BFMTV
Politique

"Il n'y a pas de mots": Pap Ndiaye ému aux larmes au Sénat en évoquant le suicide de Lucas

Visiblement ému, le ministre de l'Éducation nationale a rappelé les engagements pris par le gouvernement afin de lutter contre le harcèlement scolaire et l'homophobie.

"Qu’est-ce que vous voulez que je vous dise?" Interpellé au Sénat par l'élue écologiste Mélanie Vogel au sujet du suicide du jeune Lucas dans les Vosges, cet adolescent de 13 ans qui s'est donné la mort début janvier sur fond de harcèlement et d'homophobie, le ministre de l'Éducation nationale Pap Ndiaye a eu bien du mal à retenir ses larmes au moment de prendre la parole.

"Quand un enfant met fin à ses jours, il n’y a pas de mots pour dire l’émotion, le chagrin, la douleur, il n’y a pas de mots. J’adresse mes pensées les plus émues à ses parents, à ses proches, à ses amis", a-t-il dit, en ayant toutes les peines du monde pour retenir quelques sanglots.

"Je vais suivre cela personnellement"

Dans la suite de son propos, le ministre a toutefois tenu à souligner la politique mise en place pour lutter contre le harcèlement scolaire et l'homophobie, qui est "une priorité du gouvernement."

"L’orientation sexuelle est souvent un point d’appui des auteurs de harcèlement.
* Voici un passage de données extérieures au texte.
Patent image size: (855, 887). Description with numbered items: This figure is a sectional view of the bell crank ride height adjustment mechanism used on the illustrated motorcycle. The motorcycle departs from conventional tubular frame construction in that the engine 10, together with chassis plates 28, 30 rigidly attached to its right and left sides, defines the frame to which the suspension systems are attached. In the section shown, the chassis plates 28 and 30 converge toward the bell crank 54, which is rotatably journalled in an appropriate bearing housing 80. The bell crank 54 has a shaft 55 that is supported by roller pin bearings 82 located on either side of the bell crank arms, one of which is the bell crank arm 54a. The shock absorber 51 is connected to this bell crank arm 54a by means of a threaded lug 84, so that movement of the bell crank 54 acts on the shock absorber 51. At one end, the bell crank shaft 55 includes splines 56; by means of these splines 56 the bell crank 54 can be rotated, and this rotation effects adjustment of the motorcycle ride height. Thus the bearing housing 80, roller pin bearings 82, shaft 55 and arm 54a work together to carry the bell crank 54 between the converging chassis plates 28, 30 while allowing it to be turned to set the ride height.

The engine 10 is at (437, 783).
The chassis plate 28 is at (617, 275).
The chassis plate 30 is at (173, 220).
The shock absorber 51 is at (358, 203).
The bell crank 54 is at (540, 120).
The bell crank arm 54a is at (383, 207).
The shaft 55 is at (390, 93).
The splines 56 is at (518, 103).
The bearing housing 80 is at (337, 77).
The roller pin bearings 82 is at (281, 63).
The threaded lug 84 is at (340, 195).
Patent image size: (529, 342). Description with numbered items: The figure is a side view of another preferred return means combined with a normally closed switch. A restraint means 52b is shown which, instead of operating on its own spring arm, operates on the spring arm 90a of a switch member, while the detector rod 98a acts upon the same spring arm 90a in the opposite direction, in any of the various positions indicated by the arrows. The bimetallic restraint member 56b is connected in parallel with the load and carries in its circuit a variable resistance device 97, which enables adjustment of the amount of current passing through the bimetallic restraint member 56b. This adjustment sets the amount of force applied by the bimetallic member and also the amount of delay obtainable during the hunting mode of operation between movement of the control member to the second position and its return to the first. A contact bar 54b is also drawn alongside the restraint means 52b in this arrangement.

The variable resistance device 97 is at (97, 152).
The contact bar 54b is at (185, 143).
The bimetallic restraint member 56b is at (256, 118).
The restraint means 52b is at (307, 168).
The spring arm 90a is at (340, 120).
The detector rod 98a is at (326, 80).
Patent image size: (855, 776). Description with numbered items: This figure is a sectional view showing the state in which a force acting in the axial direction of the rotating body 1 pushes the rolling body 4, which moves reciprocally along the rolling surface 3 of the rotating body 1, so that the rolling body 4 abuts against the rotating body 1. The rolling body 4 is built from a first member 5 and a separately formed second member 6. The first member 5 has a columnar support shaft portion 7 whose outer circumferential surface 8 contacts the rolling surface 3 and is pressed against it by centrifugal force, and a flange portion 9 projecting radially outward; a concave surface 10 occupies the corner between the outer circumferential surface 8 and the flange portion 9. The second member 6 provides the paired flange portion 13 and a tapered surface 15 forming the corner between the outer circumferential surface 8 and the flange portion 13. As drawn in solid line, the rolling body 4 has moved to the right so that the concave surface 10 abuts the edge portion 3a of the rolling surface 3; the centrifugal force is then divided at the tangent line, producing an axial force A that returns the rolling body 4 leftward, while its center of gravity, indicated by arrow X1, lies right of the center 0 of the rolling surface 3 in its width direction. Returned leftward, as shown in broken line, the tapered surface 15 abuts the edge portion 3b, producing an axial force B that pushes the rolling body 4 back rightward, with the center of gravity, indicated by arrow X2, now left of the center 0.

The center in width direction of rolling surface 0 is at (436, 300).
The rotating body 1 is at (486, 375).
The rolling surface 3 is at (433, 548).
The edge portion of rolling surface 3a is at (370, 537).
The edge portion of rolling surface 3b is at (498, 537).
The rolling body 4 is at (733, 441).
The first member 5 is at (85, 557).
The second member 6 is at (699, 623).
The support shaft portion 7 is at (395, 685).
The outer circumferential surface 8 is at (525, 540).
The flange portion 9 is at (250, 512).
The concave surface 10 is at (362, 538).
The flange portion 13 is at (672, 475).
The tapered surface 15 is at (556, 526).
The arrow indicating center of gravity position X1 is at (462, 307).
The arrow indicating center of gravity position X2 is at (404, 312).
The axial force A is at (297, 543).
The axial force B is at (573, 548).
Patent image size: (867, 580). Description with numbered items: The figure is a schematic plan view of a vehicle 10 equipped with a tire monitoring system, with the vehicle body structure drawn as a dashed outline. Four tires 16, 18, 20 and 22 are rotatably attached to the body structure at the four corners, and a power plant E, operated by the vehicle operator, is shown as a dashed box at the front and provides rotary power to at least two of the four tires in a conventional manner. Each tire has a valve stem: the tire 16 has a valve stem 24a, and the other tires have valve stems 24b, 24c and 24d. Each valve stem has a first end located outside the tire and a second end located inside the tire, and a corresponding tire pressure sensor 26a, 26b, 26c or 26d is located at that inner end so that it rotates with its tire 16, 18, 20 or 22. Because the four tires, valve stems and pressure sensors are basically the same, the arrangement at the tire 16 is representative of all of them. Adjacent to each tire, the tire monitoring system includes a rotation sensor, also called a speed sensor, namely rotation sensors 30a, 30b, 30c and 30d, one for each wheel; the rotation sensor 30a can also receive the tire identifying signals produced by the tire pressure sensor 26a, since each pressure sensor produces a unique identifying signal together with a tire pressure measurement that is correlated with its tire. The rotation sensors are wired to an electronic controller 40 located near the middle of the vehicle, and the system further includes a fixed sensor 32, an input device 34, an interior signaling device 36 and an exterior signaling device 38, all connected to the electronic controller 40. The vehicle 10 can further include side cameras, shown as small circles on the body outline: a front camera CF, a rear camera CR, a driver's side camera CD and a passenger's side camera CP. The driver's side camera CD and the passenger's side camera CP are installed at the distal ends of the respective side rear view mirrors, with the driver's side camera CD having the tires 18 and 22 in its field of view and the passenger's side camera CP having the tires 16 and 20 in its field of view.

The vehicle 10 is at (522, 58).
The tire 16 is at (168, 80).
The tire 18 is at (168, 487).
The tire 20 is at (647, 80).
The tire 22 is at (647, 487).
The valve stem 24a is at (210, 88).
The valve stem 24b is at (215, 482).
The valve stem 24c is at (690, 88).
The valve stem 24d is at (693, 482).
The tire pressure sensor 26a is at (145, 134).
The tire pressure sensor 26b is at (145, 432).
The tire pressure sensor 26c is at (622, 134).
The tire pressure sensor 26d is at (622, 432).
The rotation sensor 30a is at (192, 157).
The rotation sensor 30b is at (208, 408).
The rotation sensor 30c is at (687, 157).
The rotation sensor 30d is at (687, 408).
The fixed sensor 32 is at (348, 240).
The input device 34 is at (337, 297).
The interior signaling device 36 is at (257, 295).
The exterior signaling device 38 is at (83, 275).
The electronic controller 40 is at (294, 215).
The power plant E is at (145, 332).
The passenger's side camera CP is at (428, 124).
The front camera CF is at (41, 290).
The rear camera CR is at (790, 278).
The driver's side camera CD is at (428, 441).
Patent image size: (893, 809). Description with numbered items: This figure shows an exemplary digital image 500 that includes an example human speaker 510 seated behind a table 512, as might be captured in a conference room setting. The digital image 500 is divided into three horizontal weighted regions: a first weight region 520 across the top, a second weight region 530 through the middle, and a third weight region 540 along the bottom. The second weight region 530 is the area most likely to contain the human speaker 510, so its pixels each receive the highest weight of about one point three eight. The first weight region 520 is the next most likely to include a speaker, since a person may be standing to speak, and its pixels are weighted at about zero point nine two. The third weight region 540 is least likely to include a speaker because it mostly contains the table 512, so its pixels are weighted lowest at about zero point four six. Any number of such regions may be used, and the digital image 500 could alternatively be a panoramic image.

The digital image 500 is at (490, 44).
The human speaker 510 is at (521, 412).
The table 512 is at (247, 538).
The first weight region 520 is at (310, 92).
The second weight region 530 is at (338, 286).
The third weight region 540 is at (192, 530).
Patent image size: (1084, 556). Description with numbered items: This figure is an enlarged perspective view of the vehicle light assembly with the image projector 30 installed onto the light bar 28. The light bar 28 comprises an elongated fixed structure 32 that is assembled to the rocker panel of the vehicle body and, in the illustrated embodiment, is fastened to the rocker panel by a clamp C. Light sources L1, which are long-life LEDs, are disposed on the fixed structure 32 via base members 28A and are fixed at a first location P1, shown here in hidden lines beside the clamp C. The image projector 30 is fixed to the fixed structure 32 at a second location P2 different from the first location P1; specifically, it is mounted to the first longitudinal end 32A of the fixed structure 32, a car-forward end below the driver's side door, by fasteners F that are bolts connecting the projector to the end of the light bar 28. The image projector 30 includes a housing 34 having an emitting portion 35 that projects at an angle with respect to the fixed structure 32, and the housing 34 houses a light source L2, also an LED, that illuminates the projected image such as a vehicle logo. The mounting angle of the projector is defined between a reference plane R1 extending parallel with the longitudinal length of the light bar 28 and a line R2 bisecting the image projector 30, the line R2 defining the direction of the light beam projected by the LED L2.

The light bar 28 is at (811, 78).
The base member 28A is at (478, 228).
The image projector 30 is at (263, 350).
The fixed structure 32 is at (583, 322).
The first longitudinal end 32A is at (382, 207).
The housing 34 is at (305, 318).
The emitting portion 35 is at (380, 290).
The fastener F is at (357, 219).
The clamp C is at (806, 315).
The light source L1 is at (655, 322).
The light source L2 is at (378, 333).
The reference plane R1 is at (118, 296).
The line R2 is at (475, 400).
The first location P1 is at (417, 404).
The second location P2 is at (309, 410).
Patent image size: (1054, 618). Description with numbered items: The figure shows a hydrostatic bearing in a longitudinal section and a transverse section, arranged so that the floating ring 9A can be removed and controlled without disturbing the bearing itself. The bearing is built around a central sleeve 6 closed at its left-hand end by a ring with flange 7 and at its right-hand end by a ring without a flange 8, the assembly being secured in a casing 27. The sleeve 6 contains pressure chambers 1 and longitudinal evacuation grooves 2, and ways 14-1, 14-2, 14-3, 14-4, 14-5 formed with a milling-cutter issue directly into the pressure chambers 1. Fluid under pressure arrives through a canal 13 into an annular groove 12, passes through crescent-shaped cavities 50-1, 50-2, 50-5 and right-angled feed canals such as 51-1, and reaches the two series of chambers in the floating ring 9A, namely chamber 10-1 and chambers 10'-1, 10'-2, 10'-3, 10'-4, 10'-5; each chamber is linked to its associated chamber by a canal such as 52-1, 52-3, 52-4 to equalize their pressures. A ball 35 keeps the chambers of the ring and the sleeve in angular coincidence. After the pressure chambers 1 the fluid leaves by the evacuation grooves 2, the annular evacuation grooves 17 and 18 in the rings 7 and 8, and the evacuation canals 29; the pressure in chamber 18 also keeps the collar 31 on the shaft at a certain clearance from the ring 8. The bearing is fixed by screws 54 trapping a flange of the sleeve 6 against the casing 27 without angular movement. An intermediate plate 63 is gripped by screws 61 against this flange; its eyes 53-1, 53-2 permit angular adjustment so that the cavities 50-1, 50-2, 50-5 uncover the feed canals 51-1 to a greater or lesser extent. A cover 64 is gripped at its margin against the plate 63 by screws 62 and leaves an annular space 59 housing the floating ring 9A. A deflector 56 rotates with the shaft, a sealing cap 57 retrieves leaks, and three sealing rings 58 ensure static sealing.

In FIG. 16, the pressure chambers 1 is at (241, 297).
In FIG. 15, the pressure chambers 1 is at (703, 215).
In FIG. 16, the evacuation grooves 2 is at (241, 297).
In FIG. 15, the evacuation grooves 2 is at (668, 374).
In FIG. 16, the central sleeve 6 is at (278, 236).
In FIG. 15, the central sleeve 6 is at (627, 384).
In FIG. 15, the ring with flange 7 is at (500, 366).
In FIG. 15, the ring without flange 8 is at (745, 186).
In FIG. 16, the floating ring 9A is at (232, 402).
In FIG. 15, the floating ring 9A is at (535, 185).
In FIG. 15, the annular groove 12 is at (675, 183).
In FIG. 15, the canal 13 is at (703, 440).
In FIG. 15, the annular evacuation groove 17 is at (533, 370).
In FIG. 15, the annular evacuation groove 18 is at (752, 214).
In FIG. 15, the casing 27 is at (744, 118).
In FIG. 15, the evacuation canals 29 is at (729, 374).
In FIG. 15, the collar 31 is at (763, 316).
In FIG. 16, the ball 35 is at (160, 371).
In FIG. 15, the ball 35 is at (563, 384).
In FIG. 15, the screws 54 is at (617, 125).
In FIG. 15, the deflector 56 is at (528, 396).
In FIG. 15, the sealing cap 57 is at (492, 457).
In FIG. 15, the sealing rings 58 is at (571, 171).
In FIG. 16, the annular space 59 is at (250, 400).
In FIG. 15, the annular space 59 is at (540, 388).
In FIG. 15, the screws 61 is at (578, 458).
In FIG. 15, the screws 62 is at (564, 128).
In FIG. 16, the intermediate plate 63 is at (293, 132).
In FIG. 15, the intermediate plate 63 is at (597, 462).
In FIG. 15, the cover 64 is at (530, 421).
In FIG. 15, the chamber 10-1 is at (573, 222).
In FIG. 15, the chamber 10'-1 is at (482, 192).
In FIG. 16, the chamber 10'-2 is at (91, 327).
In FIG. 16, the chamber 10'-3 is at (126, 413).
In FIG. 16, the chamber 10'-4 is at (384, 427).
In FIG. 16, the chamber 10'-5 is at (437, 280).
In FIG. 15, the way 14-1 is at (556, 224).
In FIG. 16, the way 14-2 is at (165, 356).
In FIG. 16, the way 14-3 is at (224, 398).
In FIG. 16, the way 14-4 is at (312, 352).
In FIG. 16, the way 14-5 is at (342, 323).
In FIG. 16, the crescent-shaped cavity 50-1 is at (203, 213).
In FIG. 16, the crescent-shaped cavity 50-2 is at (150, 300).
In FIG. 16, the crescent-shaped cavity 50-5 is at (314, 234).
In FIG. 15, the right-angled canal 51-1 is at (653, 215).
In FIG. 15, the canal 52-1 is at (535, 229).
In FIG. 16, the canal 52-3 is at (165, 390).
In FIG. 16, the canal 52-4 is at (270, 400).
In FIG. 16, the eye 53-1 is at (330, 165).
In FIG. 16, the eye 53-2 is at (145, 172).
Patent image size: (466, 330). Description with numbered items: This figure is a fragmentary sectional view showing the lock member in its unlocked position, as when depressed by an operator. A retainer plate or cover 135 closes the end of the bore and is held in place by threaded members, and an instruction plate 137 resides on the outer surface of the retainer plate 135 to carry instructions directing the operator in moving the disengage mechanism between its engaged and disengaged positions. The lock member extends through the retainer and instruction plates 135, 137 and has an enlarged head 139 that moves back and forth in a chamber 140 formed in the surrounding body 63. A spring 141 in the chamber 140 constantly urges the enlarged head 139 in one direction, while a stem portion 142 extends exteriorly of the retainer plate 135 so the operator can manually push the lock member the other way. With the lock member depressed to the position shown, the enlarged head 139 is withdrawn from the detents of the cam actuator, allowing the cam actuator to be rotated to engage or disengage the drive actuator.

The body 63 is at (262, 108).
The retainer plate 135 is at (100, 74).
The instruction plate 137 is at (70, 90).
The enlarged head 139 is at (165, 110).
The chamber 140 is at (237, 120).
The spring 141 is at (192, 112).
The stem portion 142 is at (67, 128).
Il en est de même pour d’autres caractéristiques, comme l’apparence physique, l’origine, la condition sociale", a-t-il rappelé.

En réponse, Pap Ndiaye rappelle que son ministère souhaite "changer les représentations qui alimentent les haines" en favorisant la "prévention" et "l'éducation à la sexualité."

"C’est pour cela que dès septembre dernier, j’ai pris des mesures pour rendre effectifs ces enseignements", ajoute-t-il.

"Sur la lutte contre l’homophobie à l’école, j’ai décidé que dans chaque académie devaient être généralisés des groupes de sensibilisation, de prévention et d’action contre les LGBTphobies, et je vais suivre cela personnellement", conclut-il.

Deux enquêtes ouvertes

Le samedi 7 janvier dernier, Lucas, âgé de seulement 13 ans, avait été retrouvé pendu à son domicile de Golbey, dans le département des Vosges. Dans son journal intime, il avait évoqué sa volonté de mettre fin à ses jours sans toutefois faire référence au harcèlement, selon le procureur de la République d'Épinal Frédéric Nahon.

"Il convient d'être prudent sur le lien de causalité", avait prévenu ce dernier lors d'un point presse tenu vendredi dernier.

Dans l'attente des conclusions de l'enquête préliminaire ouverte pour "harcèlement sur mineur de 15 ans" et "harcèlement scolaire", Pap Ndiaye avait de son côté annoncé l'ouverture d'une enquête administrative. Les obsèques de l'adolescent se sont tenues samedi à Golbey.